Solution Approach 2:
The patent performs preliminary actions by pre-computing the manifold representation and optimization paths during training. This allows the system to quickly execute detection during inference by simply optimizing along pre-learned manifold structures, significantly reducing real-time processing time while maintaining accuracy.
3Reliability
If template banks are constructed to cover signal space densely, then detection reliability is improved, but the burden of enormous template banks becomes intractable
Solution Approach 1:
The patent extracts the essential signal characteristics into a low-dimensional manifold representation, separating the critical signal information from the redundant high-dimensional template space. This allows the system to maintain detection reliability by focusing optimization on the essential manifold parameters rather than managing enormous template banks.
Solution Approach 2:
The patent changes the parameter representation from fixed template indices to continuous manifold coordinates.

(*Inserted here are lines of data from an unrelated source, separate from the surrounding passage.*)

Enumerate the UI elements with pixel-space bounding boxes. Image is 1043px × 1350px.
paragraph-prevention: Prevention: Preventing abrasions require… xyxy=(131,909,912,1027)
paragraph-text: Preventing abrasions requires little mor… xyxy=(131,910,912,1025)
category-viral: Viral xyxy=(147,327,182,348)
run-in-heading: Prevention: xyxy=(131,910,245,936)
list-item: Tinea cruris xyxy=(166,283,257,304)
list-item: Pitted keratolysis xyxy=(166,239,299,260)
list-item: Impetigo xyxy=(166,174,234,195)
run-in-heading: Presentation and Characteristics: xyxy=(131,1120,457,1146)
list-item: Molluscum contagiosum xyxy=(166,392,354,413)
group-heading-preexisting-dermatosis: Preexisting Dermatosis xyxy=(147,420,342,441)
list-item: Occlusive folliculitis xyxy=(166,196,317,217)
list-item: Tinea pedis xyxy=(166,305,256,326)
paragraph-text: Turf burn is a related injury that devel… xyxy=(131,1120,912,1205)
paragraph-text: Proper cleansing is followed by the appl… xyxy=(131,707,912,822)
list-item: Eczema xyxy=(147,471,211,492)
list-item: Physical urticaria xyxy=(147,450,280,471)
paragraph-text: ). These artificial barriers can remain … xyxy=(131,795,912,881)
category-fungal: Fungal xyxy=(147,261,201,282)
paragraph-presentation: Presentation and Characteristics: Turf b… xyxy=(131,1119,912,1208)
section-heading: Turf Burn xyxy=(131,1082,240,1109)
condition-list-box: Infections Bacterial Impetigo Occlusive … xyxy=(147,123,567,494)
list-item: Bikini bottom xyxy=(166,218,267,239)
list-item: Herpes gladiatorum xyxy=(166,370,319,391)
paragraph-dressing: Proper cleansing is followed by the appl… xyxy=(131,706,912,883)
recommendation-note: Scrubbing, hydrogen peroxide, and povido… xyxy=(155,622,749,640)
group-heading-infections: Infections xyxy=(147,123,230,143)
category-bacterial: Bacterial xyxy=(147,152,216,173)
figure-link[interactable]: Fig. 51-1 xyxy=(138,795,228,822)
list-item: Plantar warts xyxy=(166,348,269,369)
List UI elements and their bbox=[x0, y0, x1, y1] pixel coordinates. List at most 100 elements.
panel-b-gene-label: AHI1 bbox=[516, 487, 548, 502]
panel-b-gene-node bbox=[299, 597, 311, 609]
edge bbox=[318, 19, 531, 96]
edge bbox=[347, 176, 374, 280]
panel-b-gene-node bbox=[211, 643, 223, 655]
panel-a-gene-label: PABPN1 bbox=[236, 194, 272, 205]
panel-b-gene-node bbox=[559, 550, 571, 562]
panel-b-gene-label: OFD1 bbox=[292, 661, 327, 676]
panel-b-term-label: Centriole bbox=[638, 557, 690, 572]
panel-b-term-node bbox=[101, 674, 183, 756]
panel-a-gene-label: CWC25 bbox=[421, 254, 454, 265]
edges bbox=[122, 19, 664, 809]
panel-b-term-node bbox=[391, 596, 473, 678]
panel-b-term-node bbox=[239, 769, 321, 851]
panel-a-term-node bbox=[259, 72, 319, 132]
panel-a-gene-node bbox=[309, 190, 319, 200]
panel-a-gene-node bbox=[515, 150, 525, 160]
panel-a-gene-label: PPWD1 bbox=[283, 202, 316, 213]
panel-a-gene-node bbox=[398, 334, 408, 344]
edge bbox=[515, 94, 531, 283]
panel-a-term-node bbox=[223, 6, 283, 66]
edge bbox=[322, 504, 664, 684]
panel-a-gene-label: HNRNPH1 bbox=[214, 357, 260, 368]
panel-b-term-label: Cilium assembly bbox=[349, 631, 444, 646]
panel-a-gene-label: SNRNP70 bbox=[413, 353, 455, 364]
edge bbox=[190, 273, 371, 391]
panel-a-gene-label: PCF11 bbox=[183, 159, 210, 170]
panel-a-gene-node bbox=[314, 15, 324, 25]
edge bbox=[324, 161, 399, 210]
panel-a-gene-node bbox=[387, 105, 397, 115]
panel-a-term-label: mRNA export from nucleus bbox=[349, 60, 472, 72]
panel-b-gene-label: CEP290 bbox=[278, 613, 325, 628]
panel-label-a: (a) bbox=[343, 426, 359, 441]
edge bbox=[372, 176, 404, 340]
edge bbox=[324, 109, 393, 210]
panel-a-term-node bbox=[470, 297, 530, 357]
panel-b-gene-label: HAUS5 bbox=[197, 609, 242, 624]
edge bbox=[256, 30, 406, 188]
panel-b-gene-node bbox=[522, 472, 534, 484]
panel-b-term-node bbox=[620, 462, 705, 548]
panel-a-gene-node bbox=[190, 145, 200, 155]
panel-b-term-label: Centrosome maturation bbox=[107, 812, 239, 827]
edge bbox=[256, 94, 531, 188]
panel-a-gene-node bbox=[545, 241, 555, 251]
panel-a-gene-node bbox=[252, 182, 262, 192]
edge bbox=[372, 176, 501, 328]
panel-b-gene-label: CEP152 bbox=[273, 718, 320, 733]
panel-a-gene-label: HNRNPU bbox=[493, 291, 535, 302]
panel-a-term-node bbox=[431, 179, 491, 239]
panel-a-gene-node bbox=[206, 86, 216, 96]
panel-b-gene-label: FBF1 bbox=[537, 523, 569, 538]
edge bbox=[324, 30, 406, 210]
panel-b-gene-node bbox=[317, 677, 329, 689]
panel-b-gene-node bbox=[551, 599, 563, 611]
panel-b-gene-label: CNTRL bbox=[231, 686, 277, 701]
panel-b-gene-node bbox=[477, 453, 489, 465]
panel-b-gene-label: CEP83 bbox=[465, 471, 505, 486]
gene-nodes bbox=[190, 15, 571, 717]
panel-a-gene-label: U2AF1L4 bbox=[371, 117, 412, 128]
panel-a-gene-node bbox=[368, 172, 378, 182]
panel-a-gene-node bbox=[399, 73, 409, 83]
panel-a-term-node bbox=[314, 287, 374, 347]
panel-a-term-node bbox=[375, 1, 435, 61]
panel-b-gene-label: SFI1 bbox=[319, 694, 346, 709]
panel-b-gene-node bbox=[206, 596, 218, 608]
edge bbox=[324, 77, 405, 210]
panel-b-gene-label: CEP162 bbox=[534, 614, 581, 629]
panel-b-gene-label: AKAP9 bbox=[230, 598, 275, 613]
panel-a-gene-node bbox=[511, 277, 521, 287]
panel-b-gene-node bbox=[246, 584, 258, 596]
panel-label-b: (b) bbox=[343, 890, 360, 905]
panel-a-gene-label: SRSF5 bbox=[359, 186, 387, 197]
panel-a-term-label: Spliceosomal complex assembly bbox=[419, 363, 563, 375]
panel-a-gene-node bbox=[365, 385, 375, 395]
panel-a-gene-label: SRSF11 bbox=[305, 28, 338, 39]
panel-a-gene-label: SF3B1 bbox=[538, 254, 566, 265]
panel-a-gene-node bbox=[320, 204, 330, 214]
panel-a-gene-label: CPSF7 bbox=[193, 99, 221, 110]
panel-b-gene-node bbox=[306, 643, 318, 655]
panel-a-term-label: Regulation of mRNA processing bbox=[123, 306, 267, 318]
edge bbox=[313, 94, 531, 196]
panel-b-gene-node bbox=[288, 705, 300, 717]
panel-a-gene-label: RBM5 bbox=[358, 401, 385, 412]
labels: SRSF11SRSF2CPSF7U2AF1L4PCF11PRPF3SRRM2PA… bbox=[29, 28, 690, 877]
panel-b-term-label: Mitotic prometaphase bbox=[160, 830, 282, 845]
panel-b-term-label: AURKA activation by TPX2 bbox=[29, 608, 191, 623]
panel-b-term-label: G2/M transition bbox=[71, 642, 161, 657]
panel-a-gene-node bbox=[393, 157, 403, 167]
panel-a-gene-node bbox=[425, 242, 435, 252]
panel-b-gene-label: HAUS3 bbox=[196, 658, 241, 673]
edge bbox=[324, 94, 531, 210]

This parameter transformation enables smooth optimization and interpolation, allowing the system to achieve reliable detection by optimizing over continuous parameters on the manifold rather than searching through discrete, enormous template banks.
Data Source
AI summary
Disclosed are systems, methods, computer program products, and other implementations, including a method for signal detection is disclosed that includes obtaining samples of observation data comprising a signal component produced by a source object, and a noise component, and generating based on at least one of the samples of the observation data, processed by a machine learning template derivation system, a filtering template to separate the signal component from the noise component, with the machine learning template derivation system including one or more trainable layers, and with at least one layer of the one or more trainable layers implementing a respective one of one or more iterations of an unrolled optimization process to determine optimized template parameters for the filtering template. The method further includes applying the filtering template to one or more of the samples of the observation data to obtain the signal component of the observation data.